3. **sales.csv**: Contains sales data for items at different stores on various dates.
   - date: Date of purchase
   - item: Name of the item bought
   - Price: Unit price of the item
   - item_count: Total count of the items bought on that day

-----------------------------------
## <a id='toc1_4_'></a>[**Project Analysis Steps To Perform**](#toc0_)
-----------------------------------

4.1  Preliminary analysis:

         4.1.1. Import the datasets into the Python environment

         4.1.2. Examine the dataset's shape and structure, and look out for any outlier

         4.1.3. Merge the datasets into a single dataset that includes the date, item id, price, item count, item names, kcal values, store id, and store name

4.2  Exploratory data analysis:

         4.2.1. Examine the overall date wise sales to understand the pattern
      
         4.2.2. Find out how sales fluctuate across different days of the week
      
         4.2.3. Look for any noticeable trends in the sales data for different months of the year
      
         4.2.4. Examine the sales distribution across different quarters averaged over the years. Identify any noticeable patterns.
      
         4.2.5. Compare the performances of the different restaurants. Find out which restaurant had the most sales and look at the sales for each restaurant across different years, months, and days.
      
         4.2.6. Identify the most popular items overall and the stores where they are being sold. Also, find out the most popular item at each store.
      
         4.2.7. Determine if the store with the highest sales volume is also making the most money per day
      
         4.2.8. Identify the most expensive item at each restaurant and find out its calorie count

4.3 Forecasting using machine learning algorithms

         4.3.1. Forecasting using machine learning algorithms

            4.3.1.1. Generate necessary features for the development of these models, like day of the week, quarter of the year, month, year, day of the month and so on

            4.3.1.2. Use the data from the last six months as the testing data

            4.3.1.3. Compute the root mean square error (RMSE) values for each model to compare their performances

            4.3.1.4. Use the best-performing models to make a forecast for the next year

4.4 Forecasting using deep learning algorithms

         4.4.1. Use sales amount for predictions instead of item count
      
         4.4.2. Build a long short-term memory (LSTM) model for predictions
      
            4.4.2.1. Define the train and test series
      
            4.4.2.2. Generate synthetic data for the last 12 months
      
            4.4.2.3. Build and train an LSTM model.
      
            4.4.2.4. Use the model to make predictions for the test data.
      
         4.4.3. Calculate the mean absolute percentage error (MAPE) and comment on the model's performance
      
         4.4.4. Develop another model using the entire series for training, and use it to forecast for the next three months



### <a id='toc1_4_1_'></a>[**4.1. Preliminary analysis**](#toc0_)
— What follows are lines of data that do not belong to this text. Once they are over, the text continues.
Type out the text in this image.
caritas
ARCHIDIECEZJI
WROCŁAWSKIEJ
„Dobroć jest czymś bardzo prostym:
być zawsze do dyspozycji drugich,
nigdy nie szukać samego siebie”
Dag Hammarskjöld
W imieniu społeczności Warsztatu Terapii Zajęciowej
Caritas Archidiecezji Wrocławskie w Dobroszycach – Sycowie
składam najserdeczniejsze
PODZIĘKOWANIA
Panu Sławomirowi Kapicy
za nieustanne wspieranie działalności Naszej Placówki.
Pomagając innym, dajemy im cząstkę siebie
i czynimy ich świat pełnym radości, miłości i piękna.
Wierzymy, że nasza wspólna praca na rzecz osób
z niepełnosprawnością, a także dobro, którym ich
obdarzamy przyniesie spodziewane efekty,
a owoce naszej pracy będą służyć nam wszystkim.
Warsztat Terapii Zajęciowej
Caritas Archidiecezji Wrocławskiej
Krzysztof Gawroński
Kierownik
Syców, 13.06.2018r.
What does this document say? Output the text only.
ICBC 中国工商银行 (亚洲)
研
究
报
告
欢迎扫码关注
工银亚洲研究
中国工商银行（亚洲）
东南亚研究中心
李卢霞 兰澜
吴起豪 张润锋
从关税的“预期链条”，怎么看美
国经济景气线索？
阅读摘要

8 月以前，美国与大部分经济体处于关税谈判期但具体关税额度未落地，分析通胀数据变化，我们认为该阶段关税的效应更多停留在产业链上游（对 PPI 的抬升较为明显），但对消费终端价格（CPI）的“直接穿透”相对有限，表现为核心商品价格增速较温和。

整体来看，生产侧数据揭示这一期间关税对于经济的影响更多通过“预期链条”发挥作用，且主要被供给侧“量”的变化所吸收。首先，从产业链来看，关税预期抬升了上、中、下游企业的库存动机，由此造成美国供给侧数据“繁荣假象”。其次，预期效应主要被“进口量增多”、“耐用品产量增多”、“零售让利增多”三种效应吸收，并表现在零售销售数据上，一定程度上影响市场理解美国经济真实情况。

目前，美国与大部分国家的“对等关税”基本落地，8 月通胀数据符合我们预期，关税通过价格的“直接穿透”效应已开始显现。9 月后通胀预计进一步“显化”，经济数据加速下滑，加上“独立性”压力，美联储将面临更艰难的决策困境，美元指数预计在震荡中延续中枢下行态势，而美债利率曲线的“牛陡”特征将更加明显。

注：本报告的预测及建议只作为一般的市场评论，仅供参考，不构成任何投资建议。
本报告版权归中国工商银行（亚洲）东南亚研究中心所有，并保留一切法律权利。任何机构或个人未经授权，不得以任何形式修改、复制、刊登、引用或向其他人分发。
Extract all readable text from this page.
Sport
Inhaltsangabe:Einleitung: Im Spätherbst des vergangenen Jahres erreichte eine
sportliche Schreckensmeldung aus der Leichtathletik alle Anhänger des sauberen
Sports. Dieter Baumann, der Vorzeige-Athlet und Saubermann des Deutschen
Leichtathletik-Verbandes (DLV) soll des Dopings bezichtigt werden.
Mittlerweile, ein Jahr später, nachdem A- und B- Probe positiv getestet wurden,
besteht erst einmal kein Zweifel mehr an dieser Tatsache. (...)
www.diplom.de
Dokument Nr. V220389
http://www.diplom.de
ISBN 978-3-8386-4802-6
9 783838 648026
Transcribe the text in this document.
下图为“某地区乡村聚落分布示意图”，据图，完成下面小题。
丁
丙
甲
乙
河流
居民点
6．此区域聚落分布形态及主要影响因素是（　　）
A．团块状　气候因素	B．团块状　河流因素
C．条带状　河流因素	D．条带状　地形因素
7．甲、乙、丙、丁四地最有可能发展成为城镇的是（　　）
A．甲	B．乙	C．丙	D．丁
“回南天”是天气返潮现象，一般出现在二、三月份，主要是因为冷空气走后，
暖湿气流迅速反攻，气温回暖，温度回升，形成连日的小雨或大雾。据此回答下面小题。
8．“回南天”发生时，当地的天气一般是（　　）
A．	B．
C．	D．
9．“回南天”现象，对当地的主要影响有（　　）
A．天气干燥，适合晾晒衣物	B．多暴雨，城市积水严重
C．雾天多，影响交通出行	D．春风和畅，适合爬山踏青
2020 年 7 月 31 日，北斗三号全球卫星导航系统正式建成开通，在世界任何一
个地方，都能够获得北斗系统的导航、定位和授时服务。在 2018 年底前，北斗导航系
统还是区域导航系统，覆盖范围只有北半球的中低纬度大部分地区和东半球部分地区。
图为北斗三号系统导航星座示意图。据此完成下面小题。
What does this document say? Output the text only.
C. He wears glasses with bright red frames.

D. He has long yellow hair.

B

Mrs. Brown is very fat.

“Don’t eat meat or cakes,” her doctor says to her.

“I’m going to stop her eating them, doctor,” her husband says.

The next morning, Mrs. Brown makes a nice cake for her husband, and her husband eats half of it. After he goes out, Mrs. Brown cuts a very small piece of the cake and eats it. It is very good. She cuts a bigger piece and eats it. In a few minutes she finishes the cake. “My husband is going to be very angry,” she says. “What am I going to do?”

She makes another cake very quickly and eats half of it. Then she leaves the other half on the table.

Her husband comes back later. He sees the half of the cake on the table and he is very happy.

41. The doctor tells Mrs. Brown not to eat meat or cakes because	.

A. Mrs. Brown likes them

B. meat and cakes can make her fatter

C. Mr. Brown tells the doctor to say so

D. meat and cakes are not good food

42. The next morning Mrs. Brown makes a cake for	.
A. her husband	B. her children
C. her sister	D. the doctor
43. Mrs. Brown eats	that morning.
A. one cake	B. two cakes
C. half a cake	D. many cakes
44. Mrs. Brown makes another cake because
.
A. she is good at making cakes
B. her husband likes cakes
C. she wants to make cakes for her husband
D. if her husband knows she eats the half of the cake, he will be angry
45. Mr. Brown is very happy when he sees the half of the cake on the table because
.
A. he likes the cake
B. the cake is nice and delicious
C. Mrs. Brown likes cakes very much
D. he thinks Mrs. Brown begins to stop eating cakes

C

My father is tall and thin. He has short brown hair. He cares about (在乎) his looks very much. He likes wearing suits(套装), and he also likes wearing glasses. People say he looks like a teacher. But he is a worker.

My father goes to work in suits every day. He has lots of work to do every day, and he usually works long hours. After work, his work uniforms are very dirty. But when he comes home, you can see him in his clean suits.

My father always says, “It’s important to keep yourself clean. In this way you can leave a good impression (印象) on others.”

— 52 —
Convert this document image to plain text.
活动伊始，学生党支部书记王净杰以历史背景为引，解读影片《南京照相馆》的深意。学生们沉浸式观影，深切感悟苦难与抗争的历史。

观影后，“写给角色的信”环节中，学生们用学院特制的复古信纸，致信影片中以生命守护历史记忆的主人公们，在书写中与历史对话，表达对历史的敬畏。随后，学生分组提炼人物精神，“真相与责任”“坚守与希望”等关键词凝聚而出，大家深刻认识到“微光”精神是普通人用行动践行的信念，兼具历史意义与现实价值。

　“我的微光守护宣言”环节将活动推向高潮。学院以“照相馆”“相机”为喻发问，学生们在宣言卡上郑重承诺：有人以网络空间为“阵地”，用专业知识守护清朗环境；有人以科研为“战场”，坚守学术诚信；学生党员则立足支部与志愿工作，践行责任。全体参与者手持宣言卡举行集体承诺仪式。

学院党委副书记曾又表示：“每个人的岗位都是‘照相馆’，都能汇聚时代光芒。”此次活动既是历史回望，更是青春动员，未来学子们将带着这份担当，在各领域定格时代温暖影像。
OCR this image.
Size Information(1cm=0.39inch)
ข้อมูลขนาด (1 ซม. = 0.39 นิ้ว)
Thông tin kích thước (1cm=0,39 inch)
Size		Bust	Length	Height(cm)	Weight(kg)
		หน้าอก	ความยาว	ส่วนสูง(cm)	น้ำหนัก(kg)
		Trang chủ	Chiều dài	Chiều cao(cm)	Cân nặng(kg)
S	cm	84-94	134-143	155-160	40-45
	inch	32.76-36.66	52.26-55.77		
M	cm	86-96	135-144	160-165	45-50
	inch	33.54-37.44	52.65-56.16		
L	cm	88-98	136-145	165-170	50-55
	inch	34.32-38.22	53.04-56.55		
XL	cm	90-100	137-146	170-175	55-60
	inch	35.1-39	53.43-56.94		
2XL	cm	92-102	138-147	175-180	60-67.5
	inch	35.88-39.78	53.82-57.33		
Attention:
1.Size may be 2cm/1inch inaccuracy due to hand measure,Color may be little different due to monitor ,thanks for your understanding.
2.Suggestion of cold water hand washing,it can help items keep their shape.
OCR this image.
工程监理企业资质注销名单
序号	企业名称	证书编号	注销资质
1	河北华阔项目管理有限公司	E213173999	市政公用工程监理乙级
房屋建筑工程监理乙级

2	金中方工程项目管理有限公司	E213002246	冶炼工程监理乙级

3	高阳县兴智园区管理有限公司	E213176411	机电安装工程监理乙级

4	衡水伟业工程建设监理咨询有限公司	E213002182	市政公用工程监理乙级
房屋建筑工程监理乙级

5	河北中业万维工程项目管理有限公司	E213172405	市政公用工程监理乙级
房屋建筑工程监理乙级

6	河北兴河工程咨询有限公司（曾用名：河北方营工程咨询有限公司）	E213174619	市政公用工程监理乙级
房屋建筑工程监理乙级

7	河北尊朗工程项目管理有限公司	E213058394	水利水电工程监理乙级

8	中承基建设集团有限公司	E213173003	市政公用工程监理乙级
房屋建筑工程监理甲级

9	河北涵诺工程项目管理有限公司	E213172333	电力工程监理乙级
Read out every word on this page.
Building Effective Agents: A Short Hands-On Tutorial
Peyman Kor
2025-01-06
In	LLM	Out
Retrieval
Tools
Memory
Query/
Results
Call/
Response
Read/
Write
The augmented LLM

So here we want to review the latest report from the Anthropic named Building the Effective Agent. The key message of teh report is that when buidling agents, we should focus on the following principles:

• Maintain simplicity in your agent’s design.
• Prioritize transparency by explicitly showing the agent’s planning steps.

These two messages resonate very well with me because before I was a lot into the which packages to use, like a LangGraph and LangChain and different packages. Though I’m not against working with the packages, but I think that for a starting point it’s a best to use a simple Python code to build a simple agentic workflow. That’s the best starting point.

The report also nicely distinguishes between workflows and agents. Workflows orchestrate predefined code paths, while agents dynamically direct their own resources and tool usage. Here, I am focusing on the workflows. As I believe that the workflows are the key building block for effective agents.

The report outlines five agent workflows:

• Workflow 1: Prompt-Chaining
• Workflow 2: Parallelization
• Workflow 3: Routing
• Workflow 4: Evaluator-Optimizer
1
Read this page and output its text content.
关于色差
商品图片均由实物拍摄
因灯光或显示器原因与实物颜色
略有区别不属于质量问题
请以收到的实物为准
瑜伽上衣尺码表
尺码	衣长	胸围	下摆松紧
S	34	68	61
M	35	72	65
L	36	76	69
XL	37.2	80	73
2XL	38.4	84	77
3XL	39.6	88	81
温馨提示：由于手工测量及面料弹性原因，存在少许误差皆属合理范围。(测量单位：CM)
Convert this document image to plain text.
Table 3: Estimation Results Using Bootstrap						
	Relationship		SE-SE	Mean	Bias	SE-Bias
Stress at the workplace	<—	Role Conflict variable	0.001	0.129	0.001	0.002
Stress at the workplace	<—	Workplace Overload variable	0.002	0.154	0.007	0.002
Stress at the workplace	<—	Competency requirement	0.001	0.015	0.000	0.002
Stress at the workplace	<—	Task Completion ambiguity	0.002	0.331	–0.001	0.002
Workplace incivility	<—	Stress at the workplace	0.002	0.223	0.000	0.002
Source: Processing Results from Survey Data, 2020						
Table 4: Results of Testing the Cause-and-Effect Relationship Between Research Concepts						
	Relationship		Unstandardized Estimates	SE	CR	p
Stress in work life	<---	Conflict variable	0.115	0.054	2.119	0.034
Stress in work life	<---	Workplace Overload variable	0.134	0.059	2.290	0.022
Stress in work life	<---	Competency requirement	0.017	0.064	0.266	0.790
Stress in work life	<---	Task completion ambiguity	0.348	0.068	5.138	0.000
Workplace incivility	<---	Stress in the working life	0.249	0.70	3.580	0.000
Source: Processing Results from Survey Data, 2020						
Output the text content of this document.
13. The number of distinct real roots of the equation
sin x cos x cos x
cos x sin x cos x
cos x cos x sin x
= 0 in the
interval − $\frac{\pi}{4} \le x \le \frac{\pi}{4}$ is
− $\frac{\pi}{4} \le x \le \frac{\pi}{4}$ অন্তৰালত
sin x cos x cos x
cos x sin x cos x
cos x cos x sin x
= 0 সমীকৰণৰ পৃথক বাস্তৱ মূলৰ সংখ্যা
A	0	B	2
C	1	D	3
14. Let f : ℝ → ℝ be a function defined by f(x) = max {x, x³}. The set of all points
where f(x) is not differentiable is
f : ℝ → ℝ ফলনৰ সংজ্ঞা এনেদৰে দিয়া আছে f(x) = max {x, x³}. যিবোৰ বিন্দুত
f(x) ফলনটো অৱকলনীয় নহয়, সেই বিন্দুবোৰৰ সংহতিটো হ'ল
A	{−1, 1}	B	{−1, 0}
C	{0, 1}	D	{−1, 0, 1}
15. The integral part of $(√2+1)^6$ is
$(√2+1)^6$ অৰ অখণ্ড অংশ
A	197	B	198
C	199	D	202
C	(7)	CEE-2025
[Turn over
#### <a id='toc1_4_1_1_'></a>[**4.1.1. Import Datasets**](#toc0_)

In [None]:
# Import necessary libraries
import os
from dotenv import load_dotenv
import pandas as pd
import numpy as np
import matplotlib.pyplot as plt
import seaborn as sns
from sklearn.model_selection import train_test_split
from sklearn.linear_model import LinearRegression
from sklearn.ensemble import RandomForestRegressor
from xgboost import XGBRegressor
from sklearn.metrics import mean_squared_error
from keras.models import Sequential
from keras.layers import LSTM, Dense

# To ignore warnings
import warnings
warnings.filterwarnings("ignore")

# Set random seed for reproducibility
np.random.seed(1971)

load_dotenv(verbose=True, dotenv_path='.env', override=True)

DATASET_PATH = os.getenv('DATASET_PATH')

restaurants_ds_file = f'{DATASET_PATH}/resturants.csv'
items_ds_file = f'{DATASET_PATH}/items.csv'
sales_ds_file = f'{DATASET_PATH}/sales.csv'

# Read the CSV files
restaurants_df = pd.read_csv(restaurants_ds_file)
items_df = pd.read_csv(items_ds_file)
sales_df = pd.read_csv(sales_ds_file)

# Display the first few rows of each dataset
print("Restaurants dataset:")
print(restaurants_df.head())
print("\nItems dataset:")
print(items_df.head())
print("\nSales dataset:")
print(sales_df.head())

**Explanations:**

- This code block imports necessary libraries (`pandas`, `numpy`, `matplotlib`, and `seaborn`) and reads the three CSV files into pandas DataFrames. It then displays the first few rows of each dataset to give an initial view of the data.

**Why It Is Important:**

- Importing and examining the datasets is crucial as it allows us to understand the structure and content of our data. This step helps identify any immediate issues with data formatting or missing values and provides a foundation for all subsequent analyses.

**Observations:**

- [Placeholder for observations after running the code]

**Conclusions:**

- [Placeholder for conclusions based on initial data view]

**Recommendations:**

- [Placeholder for recommendations based on initial data examination]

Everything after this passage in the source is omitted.